On 10 August 1734, the painting was bought at auction in Amsterdam by the merchant Nicolaas Kohl from Arensborg (1675–1751). Supposedly it came to Sweden as inheritance from Kohl's widow, Sophia Grill, who died in 1766 in Zwammerdam (Netherlands). It was acquired by Anna Johanna Grill, the sole daughter of the wealthy Claes Grill. Anna Johanna (1745–1801) was married to the Stockholm merchant Henrik Wilhelm Peill (1730–1797). Probably on the advice of artist friends, perhaps because of its size, Peill deposited the painting at the Royal Swedish Academy of Arts. It can be seen hanging on the wall in the background of a painting by Elias Martin of the visit of King Gustav III to the Academy in 1782. In 1785 the painting was transferred to the Stockholm Palace. In 1798, the work was donated to the Academy of Fine Arts by Anna Johanna Grill, the widow of Peill and the sister of Adolf Ulric Grill, who was a member and for a while president of the Academy.
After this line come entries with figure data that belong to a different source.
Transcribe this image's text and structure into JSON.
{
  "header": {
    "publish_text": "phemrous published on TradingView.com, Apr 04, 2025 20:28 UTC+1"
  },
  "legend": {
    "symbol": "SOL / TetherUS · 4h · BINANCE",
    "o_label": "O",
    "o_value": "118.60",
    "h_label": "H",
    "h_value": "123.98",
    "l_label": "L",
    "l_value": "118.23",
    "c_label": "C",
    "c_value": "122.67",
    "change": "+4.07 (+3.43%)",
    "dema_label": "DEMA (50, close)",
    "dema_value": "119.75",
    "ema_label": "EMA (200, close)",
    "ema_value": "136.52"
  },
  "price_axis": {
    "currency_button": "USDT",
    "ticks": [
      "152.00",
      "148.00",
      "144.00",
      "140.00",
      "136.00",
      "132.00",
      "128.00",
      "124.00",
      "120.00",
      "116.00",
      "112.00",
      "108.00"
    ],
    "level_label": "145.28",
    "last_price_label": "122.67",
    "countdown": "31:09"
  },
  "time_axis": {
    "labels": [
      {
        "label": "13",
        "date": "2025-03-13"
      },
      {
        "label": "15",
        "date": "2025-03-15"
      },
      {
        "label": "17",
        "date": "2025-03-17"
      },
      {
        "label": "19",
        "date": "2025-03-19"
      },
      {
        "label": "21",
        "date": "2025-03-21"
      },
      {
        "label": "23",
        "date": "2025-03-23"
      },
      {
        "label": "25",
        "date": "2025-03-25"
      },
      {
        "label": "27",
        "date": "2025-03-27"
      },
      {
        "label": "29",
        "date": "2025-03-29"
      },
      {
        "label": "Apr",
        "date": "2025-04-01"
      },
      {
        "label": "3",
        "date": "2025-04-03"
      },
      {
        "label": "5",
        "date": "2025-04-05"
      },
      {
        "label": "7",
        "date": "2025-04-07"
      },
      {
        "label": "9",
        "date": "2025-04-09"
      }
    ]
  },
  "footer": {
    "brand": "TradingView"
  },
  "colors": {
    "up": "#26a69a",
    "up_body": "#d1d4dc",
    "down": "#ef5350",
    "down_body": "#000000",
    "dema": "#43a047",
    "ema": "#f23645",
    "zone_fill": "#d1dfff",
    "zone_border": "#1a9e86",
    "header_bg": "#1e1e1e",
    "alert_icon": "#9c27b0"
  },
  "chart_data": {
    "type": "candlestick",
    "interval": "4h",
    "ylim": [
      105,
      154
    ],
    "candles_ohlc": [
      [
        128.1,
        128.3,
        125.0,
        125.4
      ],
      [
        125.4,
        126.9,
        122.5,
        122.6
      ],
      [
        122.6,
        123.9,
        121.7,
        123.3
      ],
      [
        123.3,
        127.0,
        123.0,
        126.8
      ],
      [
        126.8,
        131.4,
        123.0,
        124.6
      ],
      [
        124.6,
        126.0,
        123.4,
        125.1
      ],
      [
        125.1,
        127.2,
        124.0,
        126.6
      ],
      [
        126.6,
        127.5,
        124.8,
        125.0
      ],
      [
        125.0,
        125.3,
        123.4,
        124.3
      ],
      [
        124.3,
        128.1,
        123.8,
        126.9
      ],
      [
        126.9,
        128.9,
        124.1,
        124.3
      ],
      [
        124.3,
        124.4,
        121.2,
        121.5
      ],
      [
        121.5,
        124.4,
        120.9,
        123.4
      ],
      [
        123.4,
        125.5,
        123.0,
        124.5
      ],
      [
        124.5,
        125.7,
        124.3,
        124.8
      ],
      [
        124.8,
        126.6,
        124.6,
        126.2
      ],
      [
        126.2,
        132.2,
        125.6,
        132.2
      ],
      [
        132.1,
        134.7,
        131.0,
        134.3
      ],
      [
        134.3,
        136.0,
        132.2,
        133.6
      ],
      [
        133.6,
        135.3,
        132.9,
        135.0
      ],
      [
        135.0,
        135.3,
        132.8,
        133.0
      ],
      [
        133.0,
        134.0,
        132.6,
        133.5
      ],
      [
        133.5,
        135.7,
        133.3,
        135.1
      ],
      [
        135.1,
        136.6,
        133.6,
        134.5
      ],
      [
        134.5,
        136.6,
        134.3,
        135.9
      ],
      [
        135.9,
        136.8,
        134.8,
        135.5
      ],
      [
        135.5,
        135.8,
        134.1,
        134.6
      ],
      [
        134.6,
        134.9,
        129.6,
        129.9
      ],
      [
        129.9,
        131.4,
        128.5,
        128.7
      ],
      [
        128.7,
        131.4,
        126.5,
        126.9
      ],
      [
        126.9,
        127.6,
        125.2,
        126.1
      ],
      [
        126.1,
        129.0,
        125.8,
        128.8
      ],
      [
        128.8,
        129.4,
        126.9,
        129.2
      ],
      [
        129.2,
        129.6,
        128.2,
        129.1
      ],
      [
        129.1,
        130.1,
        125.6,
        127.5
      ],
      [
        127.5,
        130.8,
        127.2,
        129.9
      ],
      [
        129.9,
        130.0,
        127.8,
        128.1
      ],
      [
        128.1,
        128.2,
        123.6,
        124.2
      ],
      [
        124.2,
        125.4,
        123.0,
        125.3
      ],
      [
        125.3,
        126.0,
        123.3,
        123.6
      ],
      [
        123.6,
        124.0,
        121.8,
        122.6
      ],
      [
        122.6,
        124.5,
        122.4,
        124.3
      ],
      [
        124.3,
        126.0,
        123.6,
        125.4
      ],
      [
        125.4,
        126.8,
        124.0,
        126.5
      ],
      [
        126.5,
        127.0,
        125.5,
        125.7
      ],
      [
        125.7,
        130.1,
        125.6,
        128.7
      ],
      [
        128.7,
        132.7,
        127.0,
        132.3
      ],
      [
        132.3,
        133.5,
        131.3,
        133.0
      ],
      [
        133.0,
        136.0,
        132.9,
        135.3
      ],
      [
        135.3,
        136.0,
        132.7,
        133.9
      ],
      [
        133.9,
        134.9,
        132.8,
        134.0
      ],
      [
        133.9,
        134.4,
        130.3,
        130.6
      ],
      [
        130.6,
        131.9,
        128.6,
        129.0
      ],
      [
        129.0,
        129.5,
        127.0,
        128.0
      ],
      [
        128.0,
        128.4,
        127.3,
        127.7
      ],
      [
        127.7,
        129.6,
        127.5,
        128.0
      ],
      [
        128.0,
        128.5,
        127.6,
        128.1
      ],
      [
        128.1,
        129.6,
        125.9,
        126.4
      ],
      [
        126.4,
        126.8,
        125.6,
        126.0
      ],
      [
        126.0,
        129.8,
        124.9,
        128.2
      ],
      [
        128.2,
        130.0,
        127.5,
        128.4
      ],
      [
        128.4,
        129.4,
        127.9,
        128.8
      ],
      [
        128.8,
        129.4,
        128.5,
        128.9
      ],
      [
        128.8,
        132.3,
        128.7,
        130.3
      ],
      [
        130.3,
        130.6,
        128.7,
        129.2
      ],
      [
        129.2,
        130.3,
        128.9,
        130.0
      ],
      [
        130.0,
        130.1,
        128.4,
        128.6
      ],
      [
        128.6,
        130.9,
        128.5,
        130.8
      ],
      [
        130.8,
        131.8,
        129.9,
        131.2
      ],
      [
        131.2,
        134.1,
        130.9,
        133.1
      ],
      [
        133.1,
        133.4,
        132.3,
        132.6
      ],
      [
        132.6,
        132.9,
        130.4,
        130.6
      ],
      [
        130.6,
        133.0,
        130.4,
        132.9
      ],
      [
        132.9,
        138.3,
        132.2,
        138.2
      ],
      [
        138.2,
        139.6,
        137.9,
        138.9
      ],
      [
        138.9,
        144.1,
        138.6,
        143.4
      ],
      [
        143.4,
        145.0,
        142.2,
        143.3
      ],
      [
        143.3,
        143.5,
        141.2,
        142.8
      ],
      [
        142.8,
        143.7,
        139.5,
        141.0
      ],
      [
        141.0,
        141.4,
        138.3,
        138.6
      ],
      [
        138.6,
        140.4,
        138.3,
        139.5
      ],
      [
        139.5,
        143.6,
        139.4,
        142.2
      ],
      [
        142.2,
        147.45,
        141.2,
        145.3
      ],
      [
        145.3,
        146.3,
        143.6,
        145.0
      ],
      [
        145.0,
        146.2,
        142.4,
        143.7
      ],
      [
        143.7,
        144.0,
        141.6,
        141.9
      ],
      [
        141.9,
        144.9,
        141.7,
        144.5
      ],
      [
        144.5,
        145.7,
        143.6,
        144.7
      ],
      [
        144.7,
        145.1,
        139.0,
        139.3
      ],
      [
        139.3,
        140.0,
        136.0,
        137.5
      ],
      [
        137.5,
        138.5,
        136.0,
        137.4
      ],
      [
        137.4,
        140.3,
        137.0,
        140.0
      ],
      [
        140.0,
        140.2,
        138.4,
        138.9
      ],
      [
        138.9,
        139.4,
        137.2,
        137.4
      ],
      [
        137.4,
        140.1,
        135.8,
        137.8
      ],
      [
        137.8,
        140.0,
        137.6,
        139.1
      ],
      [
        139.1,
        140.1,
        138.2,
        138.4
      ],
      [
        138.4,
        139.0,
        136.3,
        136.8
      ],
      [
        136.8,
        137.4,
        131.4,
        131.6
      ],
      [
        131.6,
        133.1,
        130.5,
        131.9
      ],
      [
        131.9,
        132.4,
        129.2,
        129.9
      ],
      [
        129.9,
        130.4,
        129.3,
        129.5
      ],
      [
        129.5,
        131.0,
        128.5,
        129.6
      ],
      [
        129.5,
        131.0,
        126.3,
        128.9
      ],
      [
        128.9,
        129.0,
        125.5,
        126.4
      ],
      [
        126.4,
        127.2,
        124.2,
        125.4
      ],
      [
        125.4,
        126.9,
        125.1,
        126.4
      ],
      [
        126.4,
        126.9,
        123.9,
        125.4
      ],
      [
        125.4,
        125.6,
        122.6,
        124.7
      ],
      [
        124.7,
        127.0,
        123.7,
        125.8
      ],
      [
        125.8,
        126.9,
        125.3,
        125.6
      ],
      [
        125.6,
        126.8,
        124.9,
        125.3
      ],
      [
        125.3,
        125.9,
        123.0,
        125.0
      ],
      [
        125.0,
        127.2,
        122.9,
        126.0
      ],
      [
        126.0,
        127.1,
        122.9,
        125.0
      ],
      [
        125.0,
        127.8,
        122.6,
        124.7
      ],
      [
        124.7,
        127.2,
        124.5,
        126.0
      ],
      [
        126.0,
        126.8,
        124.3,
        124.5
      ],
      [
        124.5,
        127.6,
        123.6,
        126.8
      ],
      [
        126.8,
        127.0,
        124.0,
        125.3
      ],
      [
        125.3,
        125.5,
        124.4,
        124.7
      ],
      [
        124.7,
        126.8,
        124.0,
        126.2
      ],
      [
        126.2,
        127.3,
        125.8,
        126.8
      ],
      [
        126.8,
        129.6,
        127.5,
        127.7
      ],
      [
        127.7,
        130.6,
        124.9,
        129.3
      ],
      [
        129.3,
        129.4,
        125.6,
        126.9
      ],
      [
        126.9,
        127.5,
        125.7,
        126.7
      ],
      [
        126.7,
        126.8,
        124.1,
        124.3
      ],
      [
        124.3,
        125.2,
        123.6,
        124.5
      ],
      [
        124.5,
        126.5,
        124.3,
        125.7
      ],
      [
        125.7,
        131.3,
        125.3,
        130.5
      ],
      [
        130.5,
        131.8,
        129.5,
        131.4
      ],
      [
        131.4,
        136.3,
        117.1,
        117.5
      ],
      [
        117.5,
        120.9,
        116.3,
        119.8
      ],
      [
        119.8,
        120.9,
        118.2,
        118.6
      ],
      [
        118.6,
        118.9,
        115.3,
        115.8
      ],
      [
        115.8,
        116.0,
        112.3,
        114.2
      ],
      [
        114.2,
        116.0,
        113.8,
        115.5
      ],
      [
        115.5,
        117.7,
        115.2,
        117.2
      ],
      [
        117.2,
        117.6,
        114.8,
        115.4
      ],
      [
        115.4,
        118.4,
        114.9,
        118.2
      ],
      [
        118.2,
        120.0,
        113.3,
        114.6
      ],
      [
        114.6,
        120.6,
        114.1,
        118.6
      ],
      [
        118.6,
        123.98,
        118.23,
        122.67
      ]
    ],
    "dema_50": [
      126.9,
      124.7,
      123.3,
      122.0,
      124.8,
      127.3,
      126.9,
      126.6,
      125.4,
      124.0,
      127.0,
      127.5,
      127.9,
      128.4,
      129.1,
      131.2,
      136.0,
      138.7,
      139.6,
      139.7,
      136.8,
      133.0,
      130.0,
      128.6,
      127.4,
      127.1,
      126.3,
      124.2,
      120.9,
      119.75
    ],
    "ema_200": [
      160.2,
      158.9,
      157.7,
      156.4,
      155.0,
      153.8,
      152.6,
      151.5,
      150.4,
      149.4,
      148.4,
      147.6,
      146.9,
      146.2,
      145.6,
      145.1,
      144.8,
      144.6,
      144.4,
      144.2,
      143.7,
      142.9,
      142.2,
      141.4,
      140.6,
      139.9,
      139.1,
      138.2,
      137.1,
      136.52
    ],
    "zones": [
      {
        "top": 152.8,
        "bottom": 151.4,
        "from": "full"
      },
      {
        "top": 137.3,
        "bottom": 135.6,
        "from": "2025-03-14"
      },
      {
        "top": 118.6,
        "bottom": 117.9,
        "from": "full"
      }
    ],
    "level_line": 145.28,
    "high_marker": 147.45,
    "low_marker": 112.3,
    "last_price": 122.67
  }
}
Peill, who had previously supported the King financially in his coup d'état in 1772, complied, and a plan of the royal collection shows the painting in a central position in one of the galleries. Around 1782, the painting was restored by conservator Erik Hallblad. Hallblad (1720–1814), who had developed or learnt a method for transferring an oil painting from one canvas to another, removed the paint layer from Rembrandt's original canvas and attached it to a new one. Some damage appears to have occurred during this risky process; the extra sword now seen on the painting was probably added by Hallblad to mask this. The painting is still owned by the Academy of Arts but has been deposited since 1864 in the Nationalmuseum in Stockholm.

In the beginning of the twentieth century, a Danish author, Karl Madsen, noticed the sketch from Munich and assumed that Rembrandt—after his bankruptcy—fled to Sweden. He suggested that Rembrandt had painted the one-eyed Northern god, king and priest Odin. In fact, Rembrandt's burial in Westerkerk was discovered in 1866, and the true history of the painting had been published in 1891.

In March 2008, the Academy valued the painting at 750 million kronor (£61m, or $123m), but then put it on sale at 300 million kronor (£24m, or $49m—that is, at a 60% discount), on the condition that it be deposited straight back to the museum, and shown there as before, after purchase. This unusual measure was taken in order to raise money for exhibitions and other activities. Ultimately the painting did not find a buyer, and the Academy retained ownership.

The painting later traveled to Amsterdam for an exhibition on Late Rembrandt, and was on display at the Rijksmuseum next to The Night Watch.

From May 2017 till September 2018, the painting was the centerpiece of a special Rembrandt exhibit at the Gothenburg Museum of Art in Gothenburg, Sweden.

Thereafter it returned to the National Museum, which pays the Academy SEK400,000 per annum to display it. In 2023 an anonymous donor provided funding to allow the arrangement to continue.